Kalshi is said to have pulled in more than $1 billion in a fresh funding round, pushing its valuation up to about $22 billion, according to sources cited by The Wall Street Journal.
This appears to be a sharp jump from just a couple of months ago. In December, we reported that the prediction market platform raised $1 billion at an $11 billion valuation, meaning its worth has effectively doubled in a short span. The earlier round included backing from Paradigm, Sequoia Capital, Andreessen Horowitz, and ARK Invest.
This latest raise appears to have been led by Coatue Management, according to a person familiar with the matter who requested anonymity because the details have not been made public.
Kalshi raises $1 billion in latest funding round amid regulatory uncertainty
What stands out is the timing. Investors seem to be leaning in even as legal and regulatory pressures build rather than fade. Kalshi is currently dealing with challenges at the state level, including criminal charges in Arizona, while also operating under the oversight of the Commodity Futures Trading Commission (CFTC) at the federal level.
The split regulatory environment helps explain why investors may still be willing to commit serious capital. There’s a growing sense that the long-term outcome will be decided federally, even if state-level friction continues in the near term. Signals from the CFTC have pointed to a more open stance toward prediction markets, suggesting the rules are still evolving rather than closing in.
At a $22 billion valuation, Kalshi is now priced at roughly 14 to 15 times its annualized revenue, which is estimated to be around $1.5 billion. This puts it somewhere between fast-growing fintech startups and more mature exchange operators in terms of how the market is valuing it.
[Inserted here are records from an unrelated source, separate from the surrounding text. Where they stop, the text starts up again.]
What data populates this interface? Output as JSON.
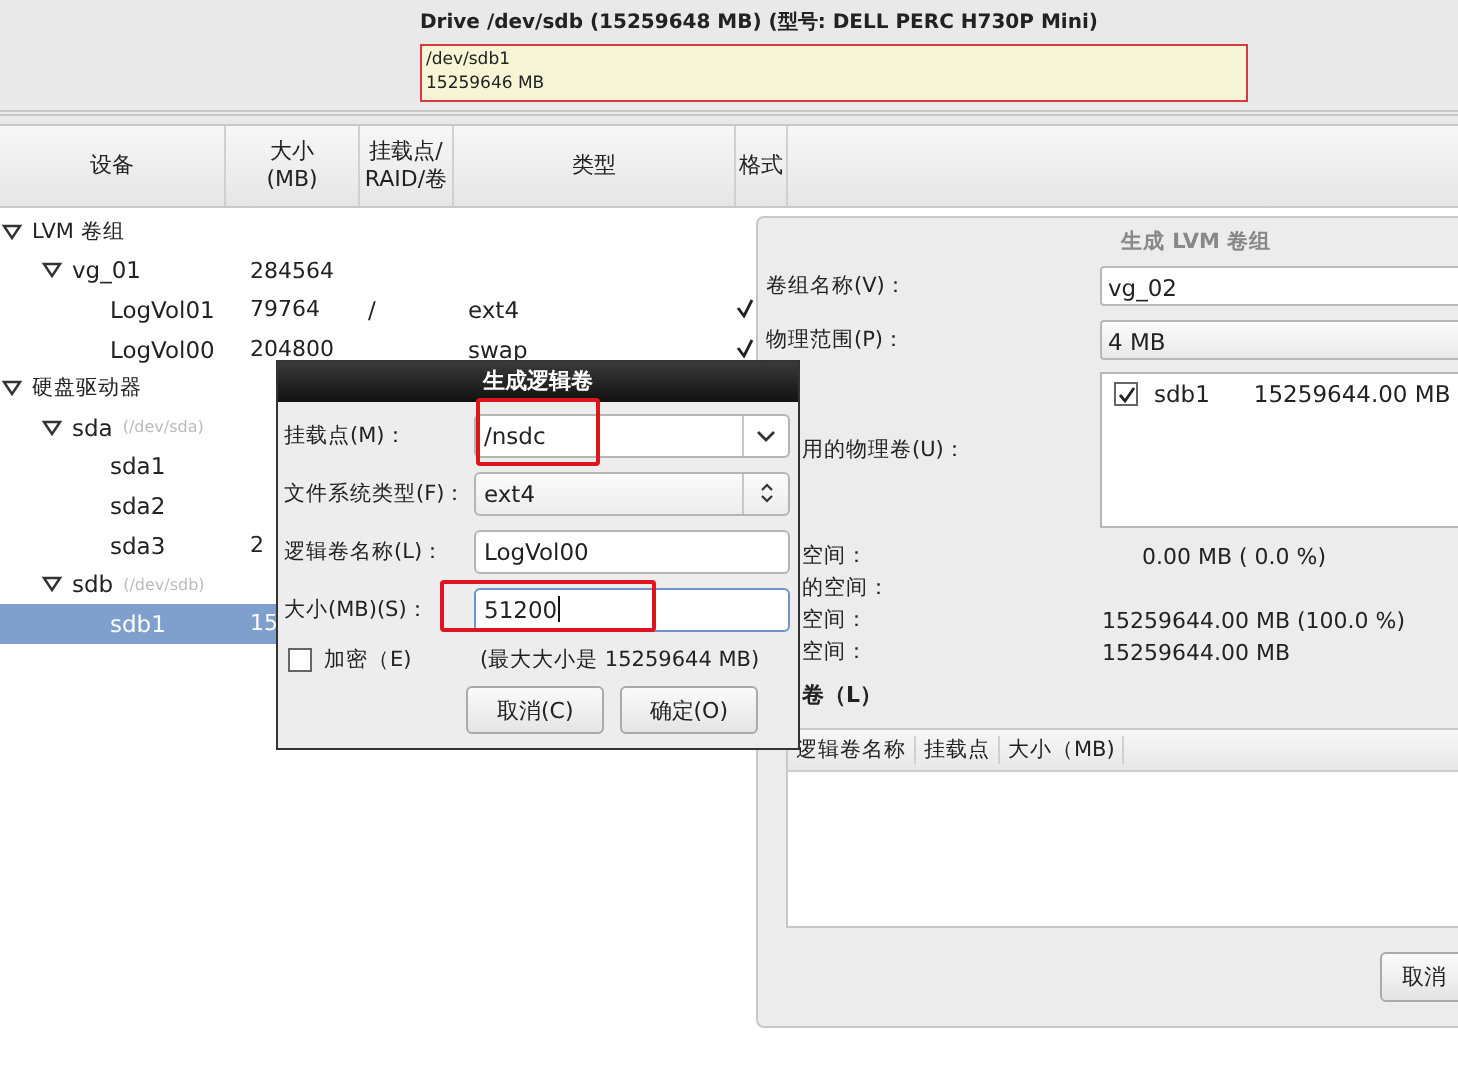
{
  "drive": {
    "title": "Drive /dev/sdb (15259648 MB) (型号: DELL PERC H730P Mini)",
    "partition": {
      "path": "/dev/sdb1",
      "size": "15259646 MB"
    }
  },
  "table": {
    "columns": [
      "设备",
      "大小\n(MB)",
      "挂载点/\nRAID/卷",
      "类型",
      "格式"
    ],
    "rows": [
      {
        "label": "LVM 卷组",
        "expanded": true,
        "selected": false,
        "children": [
          {
            "label": "vg_01",
            "size": "284564",
            "expanded": true,
            "selected": false,
            "children": [
              {
                "label": "LogVol01",
                "size": "79764",
                "mount": "/",
                "type": "ext4",
                "format": true,
                "selected": false
              },
              {
                "label": "LogVol00",
                "size": "204800",
                "type": "swap",
                "format": true,
                "selected": false
              }
            ]
          }
        ]
      },
      {
        "label": "硬盘驱动器",
        "expanded": true,
        "selected": false,
        "children": [
          {
            "label": "sda",
            "path": "(/dev/sda)",
            "expanded": true,
            "selected": false,
            "children": [
              {
                "label": "sda1",
                "selected": false
              },
              {
                "label": "sda2",
                "selected": false
              },
              {
                "label": "sda3",
                "size": "2",
                "selected": false
              }
            ]
          },
          {
            "label": "sdb",
            "path": "(/dev/sdb)",
            "expanded": true,
            "selected": false,
            "children": [
              {
                "label": "sdb1",
                "size": "15",
                "selected": true
              }
            ]
          }
        ]
      }
    ]
  },
  "vg_dialog": {
    "title": "生成 LVM 卷组",
    "name_label": "卷组名称(V)：",
    "name_value": "vg_02",
    "extent_label": "物理范围(P)：",
    "extent_value": "4 MB",
    "pv_label": "用的物理卷(U)：",
    "pvs": [
      {
        "name": "sdb1",
        "size": "15259644.00 MB",
        "checked": true
      }
    ],
    "stats": [
      {
        "label": "空间：",
        "value": "0.00 MB  ( 0.0 %)"
      },
      {
        "label": "的空间："
      },
      {
        "label": "空间：",
        "value": "15259644.00 MB  (100.0 %)"
      },
      {
        "label": "空间：",
        "value": "15259644.00 MB"
      }
    ],
    "lv_heading": "卷（L）",
    "lv_columns": [
      "逻辑卷名称",
      "挂载点",
      "大小（MB)"
    ],
    "cancel": "取消"
  },
  "lv_dialog": {
    "title": "生成逻辑卷",
    "fields": [
      {
        "kind": "combo",
        "label": "挂载点(M)：",
        "value": "/nsdc",
        "highlighted": true,
        "focused": false
      },
      {
        "kind": "select",
        "label": "文件系统类型(F)：",
        "value": "ext4",
        "highlighted": false,
        "focused": false
      },
      {
        "kind": "entry",
        "label": "逻辑卷名称(L)：",
        "value": "LogVol00",
        "highlighted": false,
        "focused": false
      },
      {
        "kind": "entry",
        "label": "大小(MB)(S)：",
        "value": "51200",
        "highlighted": true,
        "focused": true
      }
    ],
    "encrypt": {
      "label": "加密（E)",
      "checked": false
    },
    "max_note": "(最大大小是 15259644 MB)",
    "buttons": [
      "取消(C)",
      "确定(O)"
    ]
  }
}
The bullish case is that if prediction markets become a lasting part of the financial system, platforms like Kalshi could benefit from strong network effects and steady transaction fee revenue as participation grows.
But that outcome hinges on unresolved regulatory questions, including how these markets are classified and whether they can expand into areas like sports, where the line between financial instruments and gambling remains blurred.
The risks run just as deep as ongoing legal battles at the state level could limit how broadly Kalshi can operate. At the same time, core questions about how these markets function , including whether traders with better information should be allowed to participate freely, are still unsettled.
In that sense, the current valuation reflects a conditional bet. If prediction markets secure a stable place within the financial system and Kalshi manages to establish a durable foothold, today’s pricing could make sense. If regulation tightens or becomes fragmented across jurisdictions, however, both growth expectations and valuation multiples could come under pressure.
ReadWrite has reached out to Coatue Management and Kalshi for comment.